Nearly Legal: Housing Law News and Comment

Statistics can be fun at the SHLA

The Social Housing Law Association has released a ‘Policy Statement’ on the need for legal aid reform. Briefly, they claim that far too many weak cases are brought against social landlords by legally aided tenants and that the subsequent litigation costs to social landlords are unfair as s.11 protection means the landlord cannot recoup their costs even if they ‘win’. They want a tougher merits test by the LSC and, as a sweetner, suggest compensating by lifting the means test limit.

How they support this allegation about ‘weak cases’ being brought willy-nilly, apart from extreme hypotheticals, is by an attempt at statistics. This is what they say:

One way of gauging the extent of the problem is to consider the number of reported cases that are brought by tenants with legal aid. Although reported cases do not record whether the tenant of a social landlord had the benefit of legal aid s/he will invariably have had legal aid unless appearing in person. Of cases reported in the 2005 Housing Law Reports, 44 of them involved social landlords. Tenants initiated 80% of them yet won only 23%. This figure suggests that the merits threshold of reasonable prospects is not being adequately enforced. Moreover social landlords initiated only 20% of them yet won 77% and this figure suggests that social landlords impose a much higher merits threshold on themselves.

In a spirit of disinterested inquiry, I thought I’d see just how many ways this exercise is unrepresentative and useless for all practical evaluative purposes. Where to start…

The selection is from reported cases. These are, by definition, unusual and unrepresentative. They are reported either because they are a higher court decision, appeal decision or because an unusual point of law or potential precedent decision is involved. They are, therefore, by definition, likely to involve a high proportion of difficult cases. Only one year of Housing Law Reports, 2005, is analysed, making no allowance for a potentially exceptional year.

I’ll leave alone the assertion that the tenants will ‘invariably’ be legally aided.  It is an unsubstantiated assertion, but I’d be willing to stipulate that a very high proportion will have been.

Of the reported cases, 44 involved social landlords. Out of how many? We aren’t told. Is this a large proportion? An isolated few? No idea.

Tenants ‘initiated’ 80% of the cases. What is meant by initiated? I simply don’t believe that the tenant was the Claimant in 80% (35.2 cases? At least get the numbers right). I can only surmise that applications and appeals by tenants in existing proceedings begun by the landlord, are included in this figure. These are not ‘tenant initiated’.

Tenants won ‘only 23%’ of the cases (23% of 44? 10.12 cases? or is it 23% of the 80%? We aren’t told but it looks like the former). It appears from earlier in the statement that the definition of ‘won or lost’ for the SHLA is solely a costs order:

The LSC is not currently able to say what percentage of its funded cases are won or lost (ie which side has to pay the other’s costs).

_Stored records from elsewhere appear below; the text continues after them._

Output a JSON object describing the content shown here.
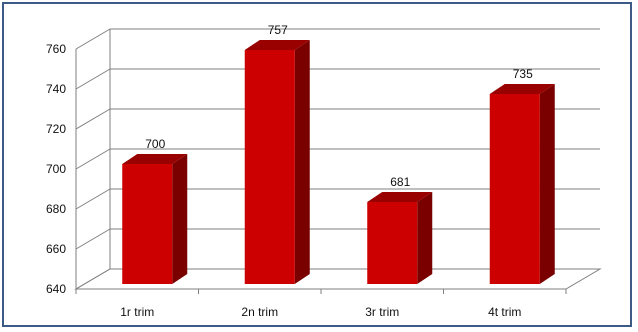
{
  "chart_data": {
    "type": "bar",
    "style": "3d",
    "categories": [
      "1r trim",
      "2n trim",
      "3r trim",
      "4t trim"
    ],
    "values": [
      700,
      757,
      681,
      735
    ],
    "data_labels": [
      "700",
      "757",
      "681",
      "735"
    ],
    "ylim": [
      640,
      760
    ],
    "yticks": [
      "640",
      "660",
      "680",
      "700",
      "720",
      "740",
      "760"
    ],
    "grid": true,
    "legend": "none",
    "colors": {
      "bar_front": "#cc0000",
      "bar_side": "#7a0000",
      "bar_top": "#990000",
      "grid": "#7f7f7f",
      "frame": "#3c5a86"
    }
  }
}
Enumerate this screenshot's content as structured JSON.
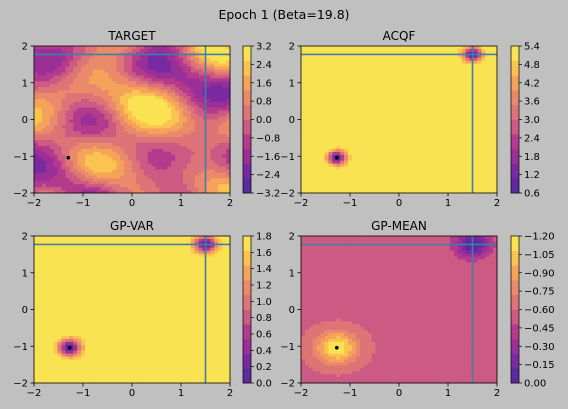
{
  "suptitle": "Epoch 1 (Beta=19.8)",
  "palette": [
    "#5b2a9e",
    "#7a2aa0",
    "#9b2f98",
    "#b43a8d",
    "#cc5a82",
    "#dd7477",
    "#ea8a6b",
    "#f5a35b",
    "#fbc451",
    "#f9e352"
  ],
  "line_color": "#3f7fa6",
  "chart_data": [
    {
      "type": "heatmap",
      "title": "TARGET",
      "xlim": [
        -2,
        2
      ],
      "ylim": [
        -2,
        2
      ],
      "xticks": [
        "−2",
        "−1",
        "0",
        "1",
        "2"
      ],
      "yticks": [
        "−2",
        "−1",
        "0",
        "1",
        "2"
      ],
      "colorbar_ticks": [
        "−3.2",
        "−2.4",
        "−1.6",
        "−0.8",
        "0.0",
        "0.8",
        "1.6",
        "2.4",
        "3.2"
      ],
      "crosshair": {
        "x": 1.5,
        "y": 1.77
      },
      "marker": {
        "x": -1.3,
        "y": -1.04
      }
    },
    {
      "type": "heatmap",
      "title": "ACQF",
      "xlim": [
        -2,
        2
      ],
      "ylim": [
        -2,
        2
      ],
      "xticks": [
        "−2",
        "−1",
        "0",
        "1",
        "2"
      ],
      "yticks": [
        "−2",
        "−1",
        "0",
        "1",
        "2"
      ],
      "colorbar_ticks": [
        "0.6",
        "1.2",
        "1.8",
        "2.4",
        "3.0",
        "3.6",
        "4.2",
        "4.8",
        "5.4"
      ],
      "crosshair": {
        "x": 1.5,
        "y": 1.77
      },
      "marker": {
        "x": -1.27,
        "y": -1.04
      }
    },
    {
      "type": "heatmap",
      "title": "GP-VAR",
      "xlim": [
        -2,
        2
      ],
      "ylim": [
        -2,
        2
      ],
      "xticks": [
        "−2",
        "−1",
        "0",
        "1",
        "2"
      ],
      "yticks": [
        "−2",
        "−1",
        "0",
        "1",
        "2"
      ],
      "colorbar_ticks": [
        "0.0",
        "0.2",
        "0.4",
        "0.6",
        "0.8",
        "1.0",
        "1.2",
        "1.4",
        "1.6",
        "1.8"
      ],
      "crosshair": {
        "x": 1.5,
        "y": 1.77
      },
      "marker": {
        "x": -1.27,
        "y": -1.04
      }
    },
    {
      "type": "heatmap",
      "title": "GP-MEAN",
      "xlim": [
        -2,
        2
      ],
      "ylim": [
        -2,
        2
      ],
      "xticks": [
        "−2",
        "−1",
        "0",
        "1",
        "2"
      ],
      "yticks": [
        "−2",
        "−1",
        "0",
        "1",
        "2"
      ],
      "colorbar_ticks": [
        "0.00",
        "−0.15",
        "−0.30",
        "−0.45",
        "−0.60",
        "−0.75",
        "−0.90",
        "−1.05",
        "−1.20"
      ],
      "crosshair": {
        "x": 1.5,
        "y": 1.77
      },
      "marker": {
        "x": -1.27,
        "y": -1.04
      }
    }
  ]
}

So anything with no order as to costs, costs reserved, or something like a stay of warrant application which can be successful for the tenant – warrant suspended – even if costs are given against them (quite common), will be taken as a loss by the tenant. In terms of  social housing cases, for these and other reasons, a simple costs award is a wholly inadequate measure of ‘winning’. It is sadly without a trace of irony that the SHLA proposes the costs order test as a better replacement for the LSC’s test of ‘substantive benefit’.

Social Landlords initiated ‘only 20%’ of the cases (8.8 cases?). This is dubious, for the reasons given above. Still, we are told they ‘won’ 77% (33.8 cases? or is it 77% of the 20%. We aren’t told). This supposedly illustrates that landlords have ‘a higher standard of merit’ in bringing cases. It does no such thing, of course. Unless the figure is 77% of the 20%, it says nothing about the level of success by the landlords in the cases they ‘initiated’, just their level of success overall. It would be entirely possible for the landlords to have lost all of the cases that they brought and still have a 77% success rate.

So, a bunch of meaningless and inaccurate figures, from which tendentious conclusions are reached. What makes it all the more annoying is that the members of the SHLA are the ones who actually could give clearer figures. The social landlords and their lawyers have the figures on cases against publicly funded tenants and their outcomes, after all.

So, to any SHLA members reading this, how about it? Some actual figures? It would be interesting. But you will need a better measure of success than a costs order, honestly.

By the way, the one hypothetical but supposedly typical example of a weak but funded case is the anti-social tenant who denies everything in the the face of considerable evidence.  Such a case would very likely not satisfy the LSC funding conditions and funding would likely be withdrawn as soon as the LSC noted that there was no defence to substantiated events or convictions. How do I know? I have seen it happen, more than once. The client will have been advised of the low chance of success and the probable withdrawal of funding. If they persist in their instructions and by some miracle funding isn’t withdrawn, then it remains the legal aid lawyers’ duty to follow their client’s instructions, even if inwardly screaming.